On May 1st, 1517 a crowd of hard working English people armed with stones, bricks, bats, and boiling water attacked immigrants in London and looted their homes.
Thomas More, author of Utopia and a Catholic saint whose story is told in the film A Man for All Seasons, was the deputy sheriff of London and tried to calm the crowd down.
Shakespeare collaborated with other writers to tell the story in The Book of Sir Thomas More, thought to be written between 1596 and 1601. The play was banned by the state censor who it thought might provoke riots as large numbers of French speaking Protestant asylum seekers from France, Belgium and the Netherlands were arriving in London.

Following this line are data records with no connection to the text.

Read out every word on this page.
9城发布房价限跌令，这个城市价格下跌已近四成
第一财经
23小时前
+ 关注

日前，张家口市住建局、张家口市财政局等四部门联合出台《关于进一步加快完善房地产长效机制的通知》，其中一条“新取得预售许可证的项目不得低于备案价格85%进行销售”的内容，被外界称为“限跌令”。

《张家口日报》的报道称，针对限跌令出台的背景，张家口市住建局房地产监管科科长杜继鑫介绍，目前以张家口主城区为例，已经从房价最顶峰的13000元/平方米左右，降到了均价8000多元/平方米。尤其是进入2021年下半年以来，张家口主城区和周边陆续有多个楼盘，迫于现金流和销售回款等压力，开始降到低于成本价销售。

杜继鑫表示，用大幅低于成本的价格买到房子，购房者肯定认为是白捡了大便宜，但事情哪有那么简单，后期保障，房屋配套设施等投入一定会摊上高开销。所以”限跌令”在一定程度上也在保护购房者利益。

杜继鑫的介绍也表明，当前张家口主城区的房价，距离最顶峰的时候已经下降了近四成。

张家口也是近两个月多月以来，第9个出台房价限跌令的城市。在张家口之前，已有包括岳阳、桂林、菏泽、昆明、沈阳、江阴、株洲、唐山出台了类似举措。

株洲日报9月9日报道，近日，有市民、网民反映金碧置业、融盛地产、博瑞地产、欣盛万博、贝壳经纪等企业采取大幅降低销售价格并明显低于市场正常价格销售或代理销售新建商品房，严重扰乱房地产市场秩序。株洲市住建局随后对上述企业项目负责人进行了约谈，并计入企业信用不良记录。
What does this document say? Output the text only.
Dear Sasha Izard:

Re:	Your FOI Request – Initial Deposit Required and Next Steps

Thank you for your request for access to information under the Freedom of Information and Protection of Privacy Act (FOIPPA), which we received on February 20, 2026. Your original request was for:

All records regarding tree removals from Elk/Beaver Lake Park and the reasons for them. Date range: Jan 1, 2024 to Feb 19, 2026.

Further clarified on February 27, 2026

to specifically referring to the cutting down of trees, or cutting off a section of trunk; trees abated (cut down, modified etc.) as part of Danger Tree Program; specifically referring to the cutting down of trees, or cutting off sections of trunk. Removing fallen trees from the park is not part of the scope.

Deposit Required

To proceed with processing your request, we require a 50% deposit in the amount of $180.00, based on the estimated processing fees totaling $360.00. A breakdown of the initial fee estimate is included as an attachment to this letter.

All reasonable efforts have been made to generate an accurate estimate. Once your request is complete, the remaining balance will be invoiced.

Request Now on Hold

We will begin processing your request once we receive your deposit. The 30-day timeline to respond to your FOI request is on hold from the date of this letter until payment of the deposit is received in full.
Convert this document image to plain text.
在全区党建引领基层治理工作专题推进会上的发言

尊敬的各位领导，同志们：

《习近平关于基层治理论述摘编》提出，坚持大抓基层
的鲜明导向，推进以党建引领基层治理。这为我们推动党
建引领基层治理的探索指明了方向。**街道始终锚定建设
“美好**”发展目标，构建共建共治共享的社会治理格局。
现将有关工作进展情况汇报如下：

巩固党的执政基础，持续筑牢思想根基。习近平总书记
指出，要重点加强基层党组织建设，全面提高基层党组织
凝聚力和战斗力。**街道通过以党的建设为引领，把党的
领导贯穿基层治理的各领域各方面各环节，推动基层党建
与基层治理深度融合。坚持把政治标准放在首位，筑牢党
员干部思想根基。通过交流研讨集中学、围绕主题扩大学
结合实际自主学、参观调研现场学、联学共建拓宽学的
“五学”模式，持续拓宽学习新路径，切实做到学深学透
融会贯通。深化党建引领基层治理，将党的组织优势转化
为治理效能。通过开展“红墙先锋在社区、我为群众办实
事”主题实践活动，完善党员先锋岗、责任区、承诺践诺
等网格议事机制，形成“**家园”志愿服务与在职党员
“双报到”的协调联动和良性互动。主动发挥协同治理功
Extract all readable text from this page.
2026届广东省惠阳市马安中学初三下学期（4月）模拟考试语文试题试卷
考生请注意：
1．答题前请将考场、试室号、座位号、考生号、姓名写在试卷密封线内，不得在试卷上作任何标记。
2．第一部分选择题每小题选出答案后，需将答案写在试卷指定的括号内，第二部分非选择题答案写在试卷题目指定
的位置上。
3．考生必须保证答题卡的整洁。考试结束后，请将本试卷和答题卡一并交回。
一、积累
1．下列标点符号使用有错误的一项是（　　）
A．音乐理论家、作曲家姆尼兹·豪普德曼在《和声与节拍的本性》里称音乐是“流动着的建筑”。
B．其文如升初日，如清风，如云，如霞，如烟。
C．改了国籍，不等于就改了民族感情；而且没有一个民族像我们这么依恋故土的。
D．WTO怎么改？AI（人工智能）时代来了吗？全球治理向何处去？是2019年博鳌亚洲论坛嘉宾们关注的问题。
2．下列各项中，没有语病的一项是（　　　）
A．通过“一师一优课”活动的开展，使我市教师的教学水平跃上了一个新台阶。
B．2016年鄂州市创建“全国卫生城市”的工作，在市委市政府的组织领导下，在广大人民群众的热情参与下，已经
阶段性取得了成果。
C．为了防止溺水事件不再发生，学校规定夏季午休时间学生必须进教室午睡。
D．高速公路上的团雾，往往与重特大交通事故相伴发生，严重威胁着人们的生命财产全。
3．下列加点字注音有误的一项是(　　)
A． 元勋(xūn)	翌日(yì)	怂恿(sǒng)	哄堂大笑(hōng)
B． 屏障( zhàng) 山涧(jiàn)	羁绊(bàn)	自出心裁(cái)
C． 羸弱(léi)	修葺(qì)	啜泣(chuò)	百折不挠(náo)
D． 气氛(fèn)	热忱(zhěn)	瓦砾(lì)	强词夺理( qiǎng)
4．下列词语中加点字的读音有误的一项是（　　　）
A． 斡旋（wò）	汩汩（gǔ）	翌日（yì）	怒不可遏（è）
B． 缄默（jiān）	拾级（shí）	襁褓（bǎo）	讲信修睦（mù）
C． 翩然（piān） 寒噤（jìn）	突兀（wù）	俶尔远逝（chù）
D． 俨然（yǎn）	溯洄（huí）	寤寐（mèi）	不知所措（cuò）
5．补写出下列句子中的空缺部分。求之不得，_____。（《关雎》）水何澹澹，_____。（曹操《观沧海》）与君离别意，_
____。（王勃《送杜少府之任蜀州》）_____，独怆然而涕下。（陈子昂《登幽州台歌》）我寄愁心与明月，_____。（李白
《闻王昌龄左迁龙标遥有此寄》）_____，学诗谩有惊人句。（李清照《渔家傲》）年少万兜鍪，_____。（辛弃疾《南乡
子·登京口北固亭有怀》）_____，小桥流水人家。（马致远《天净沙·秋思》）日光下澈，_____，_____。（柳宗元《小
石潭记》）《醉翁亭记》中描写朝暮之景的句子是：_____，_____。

The manuscript of the text below is in Shakespeare’s handwriting, so we can be confident the words are his. He has More tell the crowd to think about what could happen to them if the king agrees to expel the strangers, or migrants. It would legitimise anyone who wants to terrorise people out of their homes; the king would be free to get rid of anyone who disagrees with him, and they would be forced to wander Europe looking for somewhere they can be safe, all due to their “mountainish inhumanity”.
McKellen delivers the speech at 2 minutes 15 in the video below.
Imagine that you see the wretched strangers,
Their babies at their backs and their poor luggage,
Plodding to the ports and coasts for transportation,
And that you sit as kings in your desires,
Authority quite silent by your brawl,
And you in ruff of your opinions clothed;
What had you got? I’ll tell you: you had taught
How insolence and strong hand should prevail,
How order should be quelled; and by this pattern
Not one of you should live an aged man,
For other ruffians, as their fancies wrought,
With self same hand, self reasons, and self right,
Would shark on you, and men like ravenous fishes
Would feed on one another
Say now the king
Should so much come too short of your great trespass
As but to banish you, whither would you go?
What country, by the nature of your error,
Should give you harbour? Go you to France or Flanders,
To any German province, to Spain or Portugal,
Nay, anywhere that not adheres to England,
Why, you must needs be strangers: would you be pleased
To find a nation of such barbarous temper,
That, breaking out in hideous violence,
Would not afford you an abode on earth,
Whet their detested knives against your throats,
Spurn you like dogs, and like as if that God
Owed not nor made not you, nor that the elements
Were not all appropriate to your comforts,
But chartered unto them, what would you think
To be thus used? This is the strangers’ case;
And this your mountainish inhumanity.
— The Book of Sir Thomas More, Act II scene 4.